Estava nesses devaneios quando ela apareceu. Devia ter 20 anos, jovem da classe média, com porte nobre de dama, e uma mini saia de entusiasmar eunuco. Entrou na sorveteria como uma rainha, bolsa e um jornal na mão. Por cima da saia, uma blusa azul claro. Rosto oval, coberto por cabelos negros, escorridos. Nariz afilado dava um perfil de deusa grega. Completava uma boca encarnada e carnuda, dentes alvos e brilhantes. Nas orelhas pendiam duas grandes argolas feito brincos. A deusa encheu a taça de sorvete, voltou em direção à mesa em frente.

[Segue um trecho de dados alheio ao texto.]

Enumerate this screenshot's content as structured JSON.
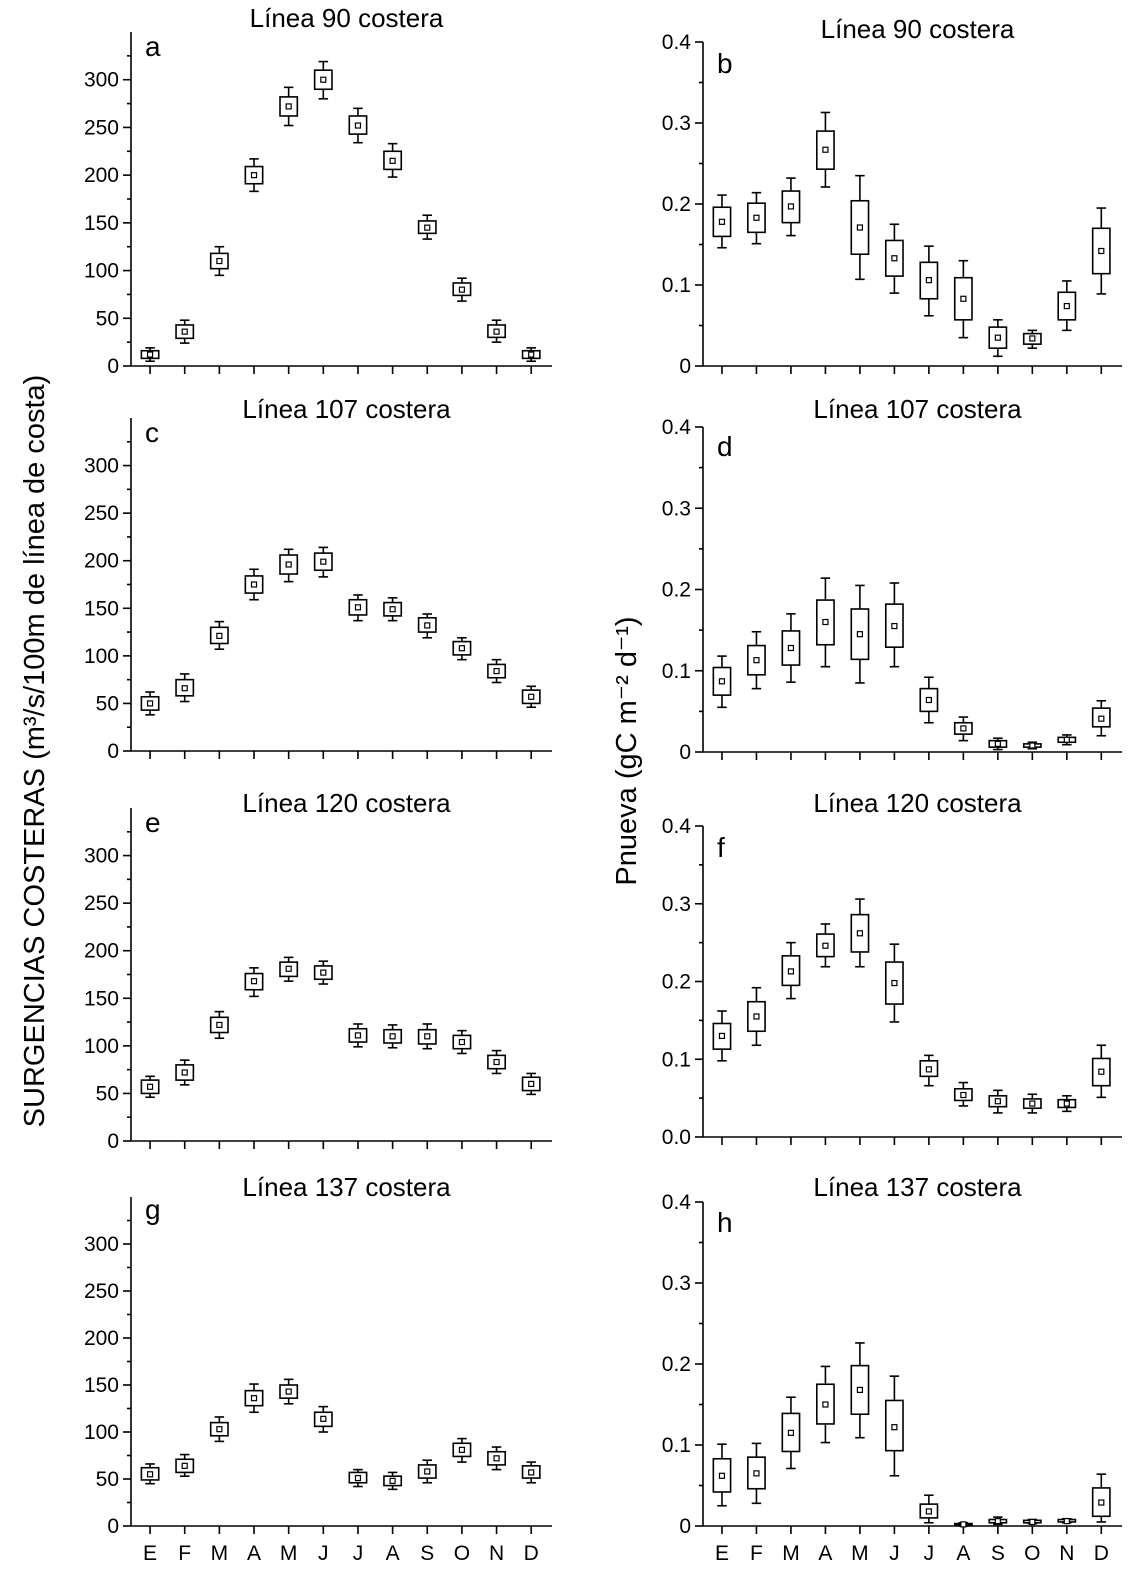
{
  "y_label_left": "SURGENCIAS COSTERAS (m³/s/100m de línea de costa)",
  "y_label_right": "Pnueva (gC m⁻² d⁻¹)",
  "months": [
    "E",
    "F",
    "M",
    "A",
    "M",
    "J",
    "J",
    "A",
    "S",
    "O",
    "N",
    "D"
  ],
  "chart_data": [
    {
      "type": "box",
      "label": "a",
      "title": "Línea 90 costera",
      "ylim": [
        0,
        350
      ],
      "yticks": [
        0,
        50,
        100,
        150,
        200,
        250,
        300
      ],
      "categories": [
        "E",
        "F",
        "M",
        "A",
        "M",
        "J",
        "J",
        "A",
        "S",
        "O",
        "N",
        "D"
      ],
      "mean": [
        12,
        36,
        110,
        200,
        272,
        300,
        252,
        215,
        145,
        80,
        36,
        12
      ],
      "q1": [
        8,
        29,
        102,
        191,
        262,
        290,
        243,
        206,
        139,
        74,
        30,
        8
      ],
      "q3": [
        16,
        43,
        118,
        209,
        282,
        310,
        262,
        225,
        152,
        87,
        43,
        16
      ],
      "whisker_low": [
        5,
        24,
        95,
        183,
        252,
        280,
        234,
        198,
        133,
        68,
        25,
        5
      ],
      "whisker_high": [
        19,
        48,
        125,
        217,
        292,
        319,
        270,
        233,
        158,
        92,
        48,
        19
      ],
      "tick_labels_x": false
    },
    {
      "type": "box",
      "label": "b",
      "title": "Línea 90 costera",
      "ylim": [
        0,
        0.4
      ],
      "yticks": [
        0.0,
        0.1,
        0.2,
        0.3,
        0.4
      ],
      "ytick_labels": [
        "0",
        "0.1",
        "0.2",
        "0.3",
        "0.4"
      ],
      "categories": [
        "E",
        "F",
        "M",
        "A",
        "M",
        "J",
        "J",
        "A",
        "S",
        "O",
        "N",
        "D"
      ],
      "mean": [
        0.178,
        0.183,
        0.197,
        0.267,
        0.171,
        0.133,
        0.106,
        0.083,
        0.035,
        0.034,
        0.074,
        0.142
      ],
      "q1": [
        0.16,
        0.165,
        0.177,
        0.243,
        0.138,
        0.111,
        0.083,
        0.057,
        0.022,
        0.027,
        0.057,
        0.114
      ],
      "q3": [
        0.196,
        0.201,
        0.216,
        0.29,
        0.204,
        0.155,
        0.128,
        0.109,
        0.048,
        0.04,
        0.091,
        0.17
      ],
      "whisker_low": [
        0.146,
        0.151,
        0.161,
        0.221,
        0.107,
        0.09,
        0.062,
        0.035,
        0.012,
        0.022,
        0.044,
        0.089
      ],
      "whisker_high": [
        0.211,
        0.214,
        0.232,
        0.313,
        0.235,
        0.175,
        0.148,
        0.13,
        0.057,
        0.044,
        0.105,
        0.195
      ],
      "tick_labels_x": false
    },
    {
      "type": "box",
      "label": "c",
      "title": "Línea 107 costera",
      "ylim": [
        0,
        350
      ],
      "yticks": [
        0,
        50,
        100,
        150,
        200,
        250,
        300
      ],
      "categories": [
        "E",
        "F",
        "M",
        "A",
        "M",
        "J",
        "J",
        "A",
        "S",
        "O",
        "N",
        "D"
      ],
      "mean": [
        50,
        66,
        121,
        175,
        196,
        199,
        151,
        149,
        132,
        108,
        84,
        57
      ],
      "q1": [
        43,
        58,
        113,
        166,
        186,
        190,
        143,
        142,
        125,
        101,
        77,
        50
      ],
      "q3": [
        57,
        75,
        130,
        184,
        206,
        208,
        159,
        156,
        140,
        115,
        91,
        64
      ],
      "whisker_low": [
        38,
        52,
        107,
        159,
        178,
        183,
        137,
        137,
        119,
        96,
        72,
        46
      ],
      "whisker_high": [
        62,
        81,
        136,
        191,
        212,
        214,
        164,
        161,
        144,
        119,
        96,
        68
      ],
      "tick_labels_x": false
    },
    {
      "type": "box",
      "label": "d",
      "title": "Línea 107 costera",
      "ylim": [
        0,
        0.4
      ],
      "yticks": [
        0.0,
        0.1,
        0.2,
        0.3,
        0.4
      ],
      "ytick_labels": [
        "0",
        "0.1",
        "0.2",
        "0.3",
        "0.4"
      ],
      "categories": [
        "E",
        "F",
        "M",
        "A",
        "M",
        "J",
        "J",
        "A",
        "S",
        "O",
        "N",
        "D"
      ],
      "mean": [
        0.087,
        0.113,
        0.128,
        0.16,
        0.145,
        0.155,
        0.064,
        0.029,
        0.01,
        0.008,
        0.015,
        0.041
      ],
      "q1": [
        0.07,
        0.095,
        0.107,
        0.132,
        0.114,
        0.129,
        0.05,
        0.022,
        0.006,
        0.006,
        0.012,
        0.031
      ],
      "q3": [
        0.104,
        0.131,
        0.149,
        0.187,
        0.176,
        0.182,
        0.078,
        0.036,
        0.014,
        0.01,
        0.018,
        0.054
      ],
      "whisker_low": [
        0.055,
        0.078,
        0.086,
        0.105,
        0.085,
        0.105,
        0.036,
        0.014,
        0.003,
        0.004,
        0.009,
        0.02
      ],
      "whisker_high": [
        0.118,
        0.148,
        0.17,
        0.214,
        0.205,
        0.208,
        0.092,
        0.043,
        0.017,
        0.012,
        0.021,
        0.063
      ],
      "tick_labels_x": false
    },
    {
      "type": "box",
      "label": "e",
      "title": "Línea 120 costera",
      "ylim": [
        0,
        350
      ],
      "yticks": [
        0,
        50,
        100,
        150,
        200,
        250,
        300
      ],
      "categories": [
        "E",
        "F",
        "M",
        "A",
        "M",
        "J",
        "J",
        "A",
        "S",
        "O",
        "N",
        "D"
      ],
      "mean": [
        57,
        72,
        122,
        168,
        181,
        177,
        111,
        110,
        110,
        104,
        83,
        60
      ],
      "q1": [
        50,
        64,
        114,
        159,
        173,
        170,
        104,
        103,
        102,
        97,
        76,
        53
      ],
      "q3": [
        64,
        80,
        130,
        176,
        188,
        184,
        118,
        117,
        117,
        111,
        90,
        67
      ],
      "whisker_low": [
        46,
        59,
        108,
        152,
        168,
        165,
        99,
        98,
        97,
        92,
        71,
        49
      ],
      "whisker_high": [
        68,
        85,
        136,
        182,
        193,
        189,
        123,
        122,
        123,
        116,
        95,
        71
      ],
      "tick_labels_x": false
    },
    {
      "type": "box",
      "label": "f",
      "title": "Línea 120 costera",
      "ylim": [
        0,
        0.4
      ],
      "yticks": [
        0.0,
        0.1,
        0.2,
        0.3,
        0.4
      ],
      "ytick_labels": [
        "0.0",
        "0.1",
        "0.2",
        "0.3",
        "0.4"
      ],
      "categories": [
        "E",
        "F",
        "M",
        "A",
        "M",
        "J",
        "J",
        "A",
        "S",
        "O",
        "N",
        "D"
      ],
      "mean": [
        0.13,
        0.155,
        0.213,
        0.246,
        0.262,
        0.198,
        0.087,
        0.054,
        0.046,
        0.043,
        0.043,
        0.084
      ],
      "q1": [
        0.113,
        0.136,
        0.195,
        0.232,
        0.238,
        0.171,
        0.078,
        0.047,
        0.039,
        0.037,
        0.038,
        0.066
      ],
      "q3": [
        0.146,
        0.174,
        0.233,
        0.261,
        0.286,
        0.225,
        0.098,
        0.062,
        0.053,
        0.049,
        0.048,
        0.101
      ],
      "whisker_low": [
        0.098,
        0.118,
        0.178,
        0.219,
        0.219,
        0.148,
        0.066,
        0.04,
        0.031,
        0.031,
        0.033,
        0.051
      ],
      "whisker_high": [
        0.162,
        0.192,
        0.25,
        0.274,
        0.306,
        0.248,
        0.105,
        0.07,
        0.06,
        0.055,
        0.053,
        0.118
      ],
      "tick_labels_x": false
    },
    {
      "type": "box",
      "label": "g",
      "title": "Línea 137 costera",
      "ylim": [
        0,
        350
      ],
      "yticks": [
        0,
        50,
        100,
        150,
        200,
        250,
        300
      ],
      "categories": [
        "E",
        "F",
        "M",
        "A",
        "M",
        "J",
        "J",
        "A",
        "S",
        "O",
        "N",
        "D"
      ],
      "mean": [
        55,
        64,
        103,
        136,
        143,
        114,
        51,
        48,
        58,
        81,
        72,
        57
      ],
      "q1": [
        49,
        57,
        96,
        128,
        136,
        106,
        46,
        43,
        51,
        74,
        65,
        51
      ],
      "q3": [
        62,
        71,
        110,
        144,
        150,
        121,
        57,
        53,
        65,
        88,
        79,
        64
      ],
      "whisker_low": [
        45,
        53,
        90,
        121,
        130,
        100,
        42,
        39,
        46,
        68,
        60,
        46
      ],
      "whisker_high": [
        66,
        76,
        116,
        151,
        156,
        127,
        60,
        57,
        70,
        93,
        84,
        68
      ],
      "tick_labels_x": true
    },
    {
      "type": "box",
      "label": "h",
      "title": "Línea 137 costera",
      "ylim": [
        0,
        0.4
      ],
      "yticks": [
        0.0,
        0.1,
        0.2,
        0.3,
        0.4
      ],
      "ytick_labels": [
        "0",
        "0.1",
        "0.2",
        "0.3",
        "0.4"
      ],
      "categories": [
        "E",
        "F",
        "M",
        "A",
        "M",
        "J",
        "J",
        "A",
        "S",
        "O",
        "N",
        "D"
      ],
      "mean": [
        0.062,
        0.065,
        0.115,
        0.15,
        0.168,
        0.122,
        0.018,
        0.002,
        0.006,
        0.005,
        0.006,
        0.029
      ],
      "q1": [
        0.042,
        0.046,
        0.092,
        0.126,
        0.138,
        0.093,
        0.01,
        0.001,
        0.004,
        0.004,
        0.005,
        0.012
      ],
      "q3": [
        0.083,
        0.085,
        0.139,
        0.175,
        0.198,
        0.155,
        0.027,
        0.003,
        0.008,
        0.007,
        0.008,
        0.047
      ],
      "whisker_low": [
        0.025,
        0.028,
        0.071,
        0.103,
        0.109,
        0.062,
        0.004,
        0.0,
        0.002,
        0.003,
        0.004,
        0.005
      ],
      "whisker_high": [
        0.101,
        0.102,
        0.159,
        0.197,
        0.226,
        0.185,
        0.038,
        0.004,
        0.011,
        0.008,
        0.009,
        0.064
      ],
      "tick_labels_x": true
    }
  ]
}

Colocou a bolsa, o jornal e a taça de sorvete em cima da mesa, sentou-se voltada para meu lado. Foi quando percebi melhor sua pele branca rosada parecia porcelana, sem defeito de fábrica. Tomou sorvete como um ritual, cada colherada na boca, empurrava a colher, e retirava com uma lambida mostrando a maravilhosa língua carmim. A jovem abriu o jornal, leu anúncios. Devia procurar emprego. Riscava o jornal, penetrava a colher cheia de sorvete em sua boca. De repente cruzou as pernas. Tive um susto quando aconteceu, não me preparei para aquele espetáculo de sensualidade. Não, ela não estava como a Sharon Stone, a doce jovem vestia calcinha azul cm bolinhas amarelas.
Ela percebeu meu olhar impertinente. Em vários momentos repetiu o magnífico gesto em cruzar as pernas. Se não estivesse tão entretida lendo o jornal, seria capaz de jurar que balançava as pernas propositalmente. Eu era o único ser vivo a assistir àquele espetáculo sensual. Cinema grátis, como nós chamávamos quando menino. Assisti maravilhado o desenho animado das bolinhas amarelas.
Até que a jovem com elegância levantou-se. Arrumou o jornal, a bolsa, olhou para os lados. Sorriu-me discretamente, saiu lépida e faceira rumo à Rua do Comércio.
Também saí da sorveteria, fiquei admirando ao longe seu andar, doce balanço a caminho do nunca mais. Parecia dona do mundo. De repente, assustei-me; quando ela passou pela Igreja do Livramento, olhou para trás, me encarou, como tivesse certeza de eu estar ali. Acenou-me duas vezes com a mão, desapareceu entre os passantes. Foi a única e última vez que vi a jovem da bolinha amarela.